Ainda, pode se conectar com outros aplicativos que podem oferecer desde uma
série ou podcast até um novo remédio ou avisar ao plano de saúde que o paciente
precisa de cuidados de outras áreas médicas. A ruptura do espaço seguro da
atividade terapêutica é o fim da privacidade dos indivíduos ali envolvidos.
Portanto,
o ponto central de todo esse processo é como a algoritmização dilui o conceito
de privacidade e torna a saúde mental tanto como um componente de “biodados”

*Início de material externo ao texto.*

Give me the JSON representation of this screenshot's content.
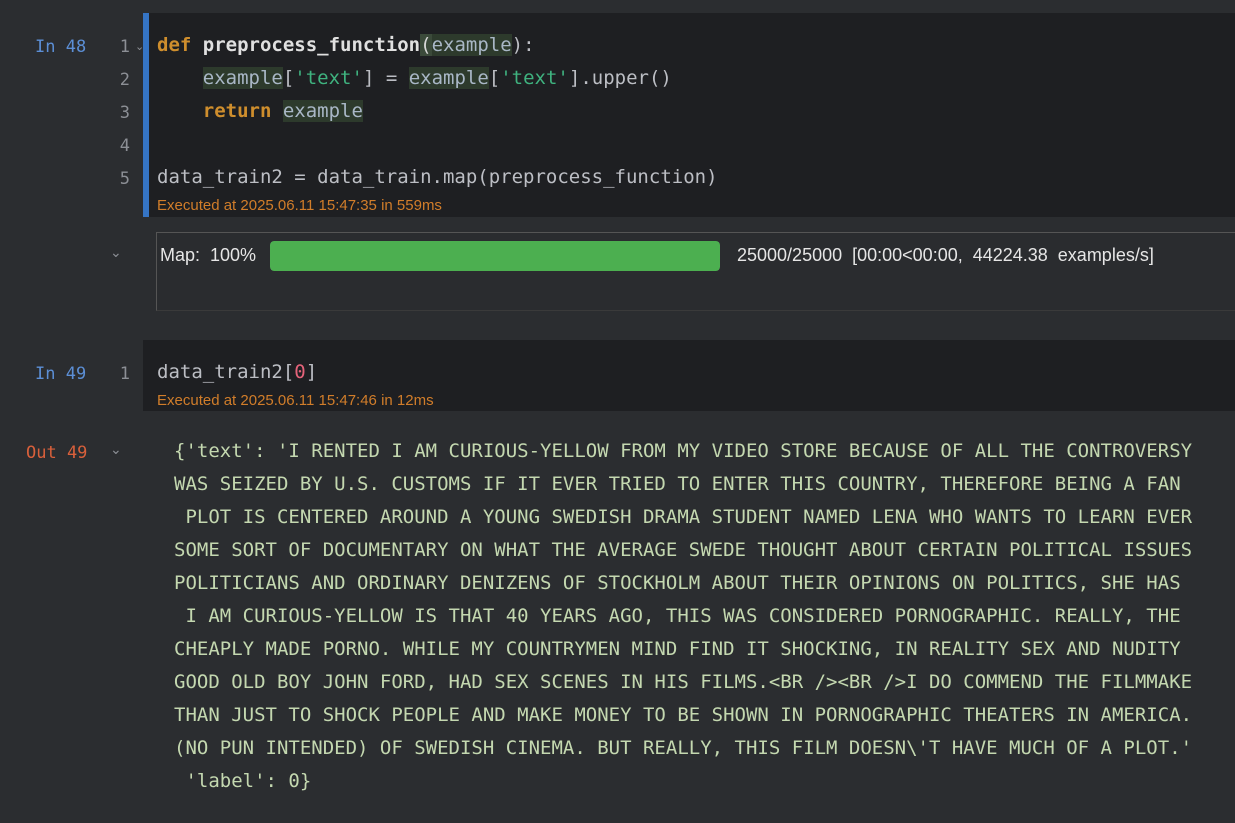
{
  "cell48": {
    "prompt": "In 48",
    "line_numbers": [
      "1",
      "2",
      "3",
      "4",
      "5"
    ],
    "code": {
      "l1_def": "def",
      "l1_name": "preprocess_function",
      "l1_open": "(",
      "l1_param": "example",
      "l1_close": "):",
      "l2_indent": "    ",
      "l2_var": "example",
      "l2_open": "[",
      "l2_key": "'text'",
      "l2_mid": "] = ",
      "l2_var2": "example",
      "l2_open2": "[",
      "l2_key2": "'text'",
      "l2_end": "].upper()",
      "l3_indent": "    ",
      "l3_ret": "return",
      "l3_sp": " ",
      "l3_var": "example",
      "l5": "data_train2 = data_train.map(preprocess_function)"
    },
    "executed": "Executed at 2025.06.11 15:47:35 in 559ms"
  },
  "progress": {
    "label": "Map:  100%",
    "fraction": 1.0,
    "stats": "25000/25000  [00:00<00:00,  44224.38  examples/s]"
  },
  "cell49": {
    "prompt": "In 49",
    "line_numbers": [
      "1"
    ],
    "code": {
      "var": "data_train2",
      "open": "[",
      "index": "0",
      "close": "]"
    },
    "executed": "Executed at 2025.06.11 15:47:46 in 12ms"
  },
  "out49": {
    "prompt": "Out 49",
    "lines": [
      "{'text': 'I RENTED I AM CURIOUS-YELLOW FROM MY VIDEO STORE BECAUSE OF ALL THE CONTROVERSY",
      "WAS SEIZED BY U.S. CUSTOMS IF IT EVER TRIED TO ENTER THIS COUNTRY, THEREFORE BEING A FAN",
      " PLOT IS CENTERED AROUND A YOUNG SWEDISH DRAMA STUDENT NAMED LENA WHO WANTS TO LEARN EVER",
      "SOME SORT OF DOCUMENTARY ON WHAT THE AVERAGE SWEDE THOUGHT ABOUT CERTAIN POLITICAL ISSUES",
      "POLITICIANS AND ORDINARY DENIZENS OF STOCKHOLM ABOUT THEIR OPINIONS ON POLITICS, SHE HAS",
      " I AM CURIOUS-YELLOW IS THAT 40 YEARS AGO, THIS WAS CONSIDERED PORNOGRAPHIC. REALLY, THE",
      "CHEAPLY MADE PORNO. WHILE MY COUNTRYMEN MIND FIND IT SHOCKING, IN REALITY SEX AND NUDITY",
      "GOOD OLD BOY JOHN FORD, HAD SEX SCENES IN HIS FILMS.<BR /><BR />I DO COMMEND THE FILMMAKE",
      "THAN JUST TO SHOCK PEOPLE AND MAKE MONEY TO BE SHOWN IN PORNOGRAPHIC THEATERS IN AMERICA.",
      "(NO PUN INTENDED) OF SWEDISH CINEMA. BUT REALLY, THIS FILM DOESN\\'T HAVE MUCH OF A PLOT.'",
      " 'label': 0}"
    ]
  }
}
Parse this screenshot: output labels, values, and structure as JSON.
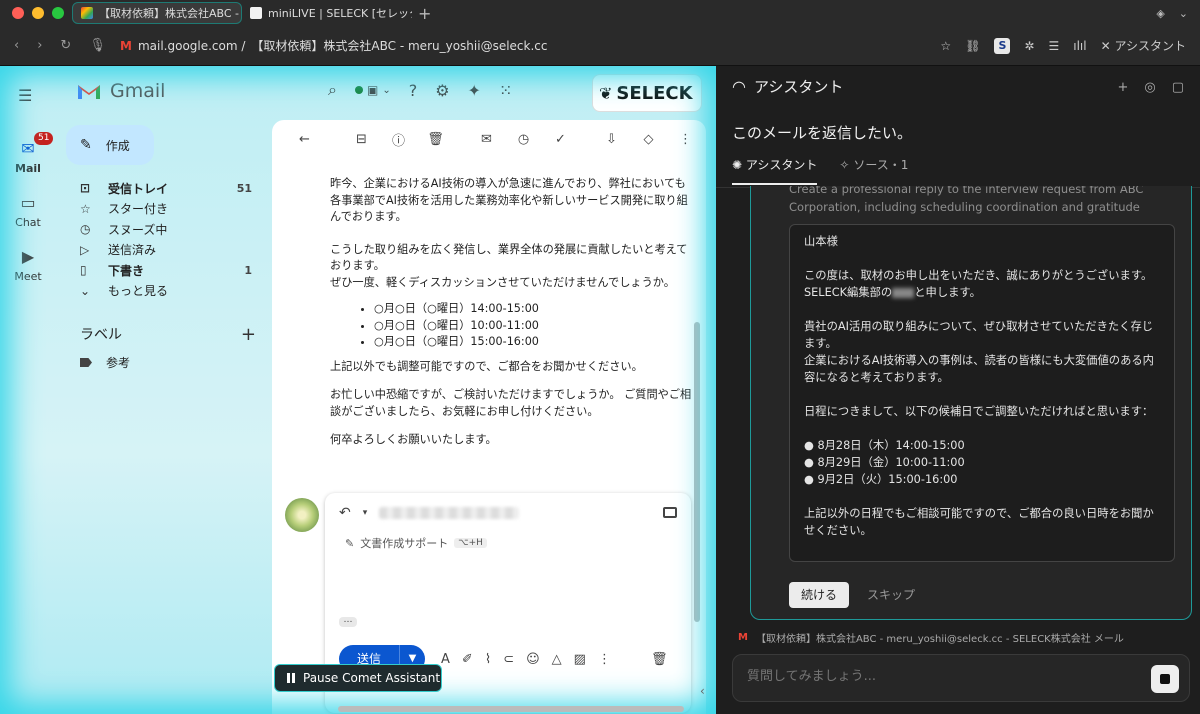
{
  "browser": {
    "tabs": [
      {
        "label": "【取材依頼】株式会社ABC - m"
      },
      {
        "label": "miniLIVE | SELECK [セレック]"
      }
    ],
    "url_host": "mail.google.com /",
    "url_title": "【取材依頼】株式会社ABC - meru_yoshii@seleck.cc",
    "assistant_toggle": "アシスタント"
  },
  "gmail": {
    "app_name": "Gmail",
    "rail": [
      {
        "label": "Mail",
        "badge": "51"
      },
      {
        "label": "Chat"
      },
      {
        "label": "Meet"
      }
    ],
    "compose": "作成",
    "nav": [
      {
        "label": "受信トレイ",
        "count": "51"
      },
      {
        "label": "スター付き",
        "count": ""
      },
      {
        "label": "スヌーズ中",
        "count": ""
      },
      {
        "label": "送信済み",
        "count": ""
      },
      {
        "label": "下書き",
        "count": "1"
      },
      {
        "label": "もっと見る",
        "count": ""
      }
    ],
    "labels_title": "ラベル",
    "labels": [
      {
        "label": "参考"
      }
    ],
    "seleck_logo": "SELECK",
    "body": {
      "p1": "昨今、企業におけるAI技術の導入が急速に進んでおり、弊社においても各事業部でAI技術を活用した業務効率化や新しいサービス開発に取り組んでおります。",
      "p2": "こうした取り組みを広く発信し、業界全体の発展に貢献したいと考えております。",
      "p3": "ぜひ一度、軽くディスカッションさせていただけませんでしょうか。",
      "slots": [
        "○月○日（○曜日）14:00-15:00",
        "○月○日（○曜日）10:00-11:00",
        "○月○日（○曜日）15:00-16:00"
      ],
      "p4": "上記以外でも調整可能ですので、ご都合をお聞かせください。",
      "p5": "お忙しい中恐縮ですが、ご検討いただけますでしょうか。 ご質問やご相談がございましたら、お気軽にお申し付けください。",
      "p6": "何卒よろしくお願いいたします。"
    },
    "reply": {
      "assist_label": "文書作成サポート",
      "assist_shortcut": "⌥+H",
      "send": "送信"
    },
    "pause_label": "Pause Comet Assistant"
  },
  "assistant": {
    "title": "アシスタント",
    "question": "このメールを返信したい。",
    "tabs": [
      {
        "label": "アシスタント"
      },
      {
        "label": "ソース・1"
      }
    ],
    "task_desc": "Create a professional reply to the interview request from ABC Corporation, including scheduling coordination and gratitude",
    "draft": {
      "l1": "山本様",
      "l2": "この度は、取材のお申し出をいただき、誠にありがとうございます。",
      "l3a": "SELECK編集部の",
      "l3b": "と申します。",
      "l4": "貴社のAI活用の取り組みについて、ぜひ取材させていただきたく存じます。",
      "l5": "企業におけるAI技術導入の事例は、読者の皆様にも大変価値のある内容になると考えております。",
      "l6": "日程につきまして、以下の候補日でご調整いただければと思います：",
      "dates": [
        "● 8月28日（木）14:00-15:00",
        "● 8月29日（金）10:00-11:00",
        "● 9月2日（火）15:00-16:00"
      ],
      "l7": "上記以外の日程でもご相談可能ですので、ご都合の良い日時をお聞かせください。"
    },
    "continue": "続ける",
    "skip": "スキップ",
    "source": "【取材依頼】株式会社ABC - meru_yoshii@seleck.cc - SELECK株式会社 メール",
    "input_placeholder": "質問してみましょう..."
  }
}
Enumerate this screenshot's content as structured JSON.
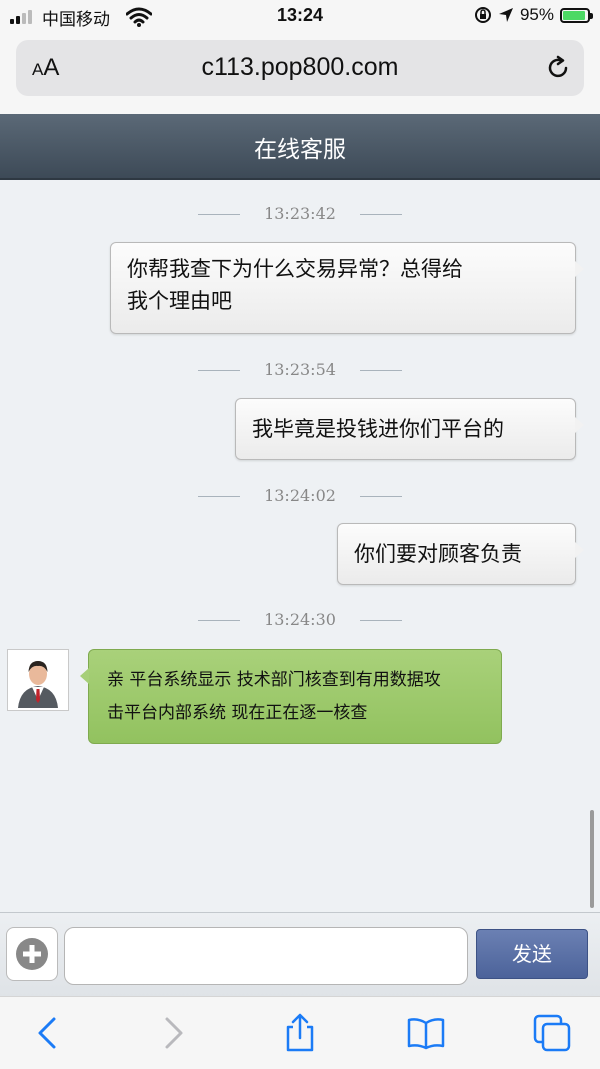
{
  "status_bar": {
    "carrier": "中国移动",
    "time": "13:24",
    "battery": "95%"
  },
  "browser": {
    "text_size_label_small": "A",
    "text_size_label_big": "A",
    "url": "c113.pop800.com"
  },
  "header": {
    "title": "在线客服"
  },
  "messages": [
    {
      "time": "13:23:42",
      "text_line1": "你帮我查下为什么交易异常？总得给",
      "text_line2": "我个理由吧"
    },
    {
      "time": "13:23:54",
      "text": "我毕竟是投钱进你们平台的"
    },
    {
      "time": "13:24:02",
      "text": "你们要对顾客负责"
    },
    {
      "time": "13:24:30",
      "text_line1": "亲 平台系统显示 技术部门核查到有用数据攻",
      "text_line2": "击平台内部系统 现在正在逐一核查"
    }
  ],
  "input": {
    "placeholder": "",
    "value": "",
    "send_label": "发送"
  },
  "colors": {
    "header": "#4a5764",
    "agent_bubble": "#9ec76d",
    "send_button": "#5a6fa6",
    "accent": "#1b7bf6"
  },
  "icons": [
    "signal-icon",
    "wifi-icon",
    "lock-rotation-icon",
    "location-icon",
    "battery-icon",
    "reload-icon",
    "avatar-icon",
    "plus-icon",
    "back-icon",
    "forward-icon",
    "share-icon",
    "bookmarks-icon",
    "tabs-icon"
  ]
}
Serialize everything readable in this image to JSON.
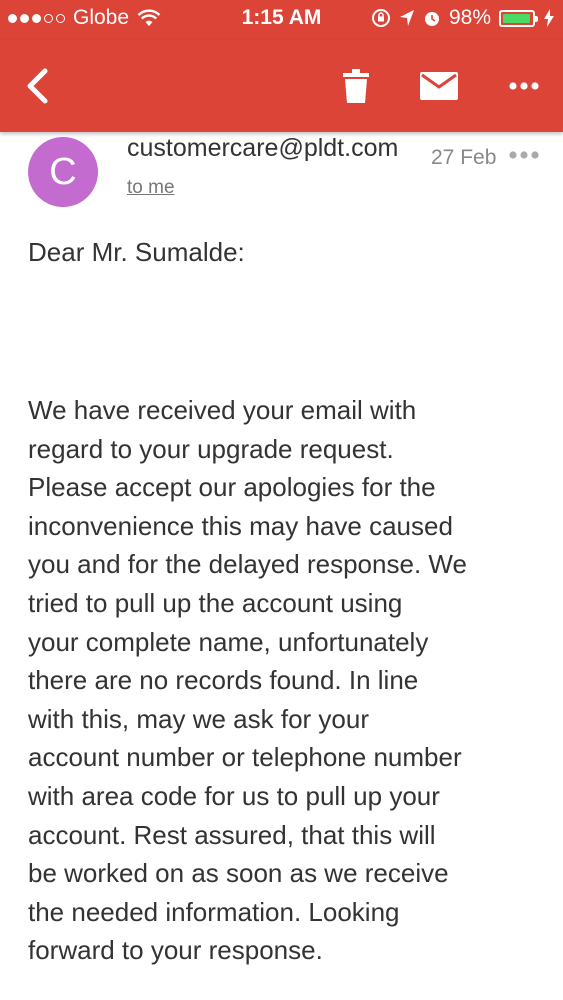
{
  "status_bar": {
    "carrier": "Globe",
    "time": "1:15 AM",
    "battery": "98%",
    "battery_level": 0.98,
    "signal_bars_filled": 3,
    "signal_bars_total": 5
  },
  "toolbar": {
    "back_icon": "chevron-left-icon",
    "delete_icon": "trash-icon",
    "mark_icon": "envelope-icon",
    "more_icon": "more-horizontal-icon"
  },
  "email": {
    "avatar_letter": "C",
    "avatar_color": "#c36bcf",
    "sender": "customercare@pldt.com",
    "recipient": "to me",
    "date": "27 Feb",
    "greeting": "Dear Mr. Sumalde:",
    "body": "We have received your email with\nregard to your upgrade request.\nPlease accept our apologies for the\ninconvenience this may have caused\nyou and for the delayed response. We\ntried to pull up the account using\nyour complete name, unfortunately\nthere are no records found. In line\nwith this, may we ask for your\naccount number or telephone number\nwith area code for us to pull up your\naccount. Rest assured, that this will\nbe worked on as soon as we receive\nthe needed information. Looking\nforward to your response."
  },
  "colors": {
    "brand_red": "#db4437",
    "battery_green": "#4cd964"
  }
}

que podem ser utilizados tanto como vetores de consumo quanto para a
precarização do trabalho do psicólogo que se vê como um “garimpeiro de
biodados”. Obviamente, os profissionais de psicologia devem estar no centro do
debate e refletir sobre essas novas tecnologias. Ao mesmo tempo, pacientes
devem apontar quais os descontentamentos e receios diante da entrada dos
algoritmos como mediadores e vigias de sessões de terapia.
A
algoritmização do divã não deve ser encarada de forma romântica ou simplesmente
uma evolução do trabalho sob a égide das novas tecnologias. E se essa é uma
condição irreversível, que possam ser criados mecanismos de proteção,
privacidade (de pacientes e psicólogos) e a garantia de direitos trabalhistas.
Se a algoritmização não for conduzida para a melhoria do trabalho e renda de
indivíduos, ela nada mais é que recrudescimento da exploração neoliberal.